Stock Trading &c

Sat Jun 3 16:37:40 PDT 2000

> Does anyone have info on the porting of stock trading 
> software to clusters?  
> For example, there is a list of financial/stock programs at:
> 
> http://linux.com/links/Software/Financial/
> 
> How many of these programs are worth parallelizing?  Who 
> has actually tried 
> it?

It depends on your exact needs, really. The software on the page you have
mentioned is all for monitoring performance of stocks. As such, it
requires very little processing power, so clusters are not really a
terribly useful platform to be porting it to.

There are other things you can do on a cluster, though.

I am currently working on a stock market trading and signalling system,
and when you think about it the right way, the parallelism is very
obvious. If you consider that there are in excess of 10,000 companies
being traded world wide, then analysing the trends in those can be
performed in parallel as 10,000 jobs running at the same time, each using
whatever your method of choice is, be it ridge/lease squares regression,
support vector machines, or neural networks.

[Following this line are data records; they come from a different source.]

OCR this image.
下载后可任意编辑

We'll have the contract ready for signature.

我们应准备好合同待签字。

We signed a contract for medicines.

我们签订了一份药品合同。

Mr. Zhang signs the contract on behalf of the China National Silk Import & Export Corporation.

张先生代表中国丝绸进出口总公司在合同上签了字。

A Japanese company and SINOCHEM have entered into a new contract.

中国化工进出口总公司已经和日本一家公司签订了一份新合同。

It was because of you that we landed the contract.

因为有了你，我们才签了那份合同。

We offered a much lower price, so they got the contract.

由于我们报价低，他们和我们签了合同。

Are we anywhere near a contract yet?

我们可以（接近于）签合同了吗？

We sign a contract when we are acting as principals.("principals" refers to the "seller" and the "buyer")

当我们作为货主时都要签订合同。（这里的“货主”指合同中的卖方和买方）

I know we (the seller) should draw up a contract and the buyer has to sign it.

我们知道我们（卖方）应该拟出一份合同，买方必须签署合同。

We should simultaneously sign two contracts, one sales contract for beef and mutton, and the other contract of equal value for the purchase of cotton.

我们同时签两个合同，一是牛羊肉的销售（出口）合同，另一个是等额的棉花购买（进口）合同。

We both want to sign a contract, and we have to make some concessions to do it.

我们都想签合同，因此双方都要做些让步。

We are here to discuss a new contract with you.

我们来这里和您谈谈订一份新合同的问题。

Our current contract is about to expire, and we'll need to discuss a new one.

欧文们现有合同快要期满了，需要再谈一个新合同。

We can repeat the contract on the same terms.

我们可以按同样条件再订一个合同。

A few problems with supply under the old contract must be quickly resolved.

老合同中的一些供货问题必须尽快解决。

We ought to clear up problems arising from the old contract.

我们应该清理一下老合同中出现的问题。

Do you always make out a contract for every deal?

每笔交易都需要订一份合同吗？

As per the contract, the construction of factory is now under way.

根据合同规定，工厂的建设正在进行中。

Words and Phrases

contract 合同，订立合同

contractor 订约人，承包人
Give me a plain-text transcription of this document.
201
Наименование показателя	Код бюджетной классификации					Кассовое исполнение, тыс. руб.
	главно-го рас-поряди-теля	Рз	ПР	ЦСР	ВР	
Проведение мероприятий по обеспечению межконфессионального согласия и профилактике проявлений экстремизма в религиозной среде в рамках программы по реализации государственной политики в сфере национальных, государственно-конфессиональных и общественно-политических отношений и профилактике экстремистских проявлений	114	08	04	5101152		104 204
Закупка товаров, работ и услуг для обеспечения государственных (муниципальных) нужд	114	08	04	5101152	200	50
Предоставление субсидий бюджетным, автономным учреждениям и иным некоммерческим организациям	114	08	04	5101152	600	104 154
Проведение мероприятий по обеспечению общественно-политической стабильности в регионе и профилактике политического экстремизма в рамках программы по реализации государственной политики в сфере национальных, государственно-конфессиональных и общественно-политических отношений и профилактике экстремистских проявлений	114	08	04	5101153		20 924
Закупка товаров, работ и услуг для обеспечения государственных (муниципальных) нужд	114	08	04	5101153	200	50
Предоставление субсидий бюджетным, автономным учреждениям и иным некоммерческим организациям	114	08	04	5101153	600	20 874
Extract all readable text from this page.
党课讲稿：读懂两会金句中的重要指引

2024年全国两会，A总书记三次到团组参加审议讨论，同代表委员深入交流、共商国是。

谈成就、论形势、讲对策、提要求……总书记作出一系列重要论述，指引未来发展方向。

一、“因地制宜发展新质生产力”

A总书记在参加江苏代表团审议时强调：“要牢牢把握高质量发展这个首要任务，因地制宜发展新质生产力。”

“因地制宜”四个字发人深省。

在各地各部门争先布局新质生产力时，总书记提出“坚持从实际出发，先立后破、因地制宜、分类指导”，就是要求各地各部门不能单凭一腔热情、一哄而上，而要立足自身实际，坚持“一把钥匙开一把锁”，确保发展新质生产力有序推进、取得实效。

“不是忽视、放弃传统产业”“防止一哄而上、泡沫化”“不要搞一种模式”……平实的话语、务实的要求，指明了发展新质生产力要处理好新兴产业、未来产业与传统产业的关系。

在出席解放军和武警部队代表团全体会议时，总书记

The point is, if that is the sort of thing you are working on, then you
could quite simply run all of these in parallel. The tasks involved in
detailed analysis, such as the methods mentioned above, are extremely CPU
intensive, but cause very little IO traffic, to the disk, and hence the
network. This means that your spawning/migration times are going to be
negligible compared to CPU time consumed.

Seen as that is the case, you might as well just slap a few machines
together and use Mosix to load ballance the tasks.

If you are comparing the performance of companies, and comparing each one
of them with each of the others, then you again have the situation where
you are running a bunch of identical tasks in parallel on different data.

What you could potentially save on is using the same code section with
varying data section in your program, and using this to minimize memory
usage. This is often quite effective in conserving memory on a single CPU
system, but when you start trying to spread the program over the entire
cluster, you need the program code to be running on all machines, so you
will either not save anything, or you will cause enough IO traffic between
machines to make the whole exercise not worth your while due to horrendous
overheads.

As far as the stock trading problem goes, the explanation given here is
rather trivial, but I hope that it does illustrate the kind of problem you
are likely to be facing.

Hope this helps.

Gordan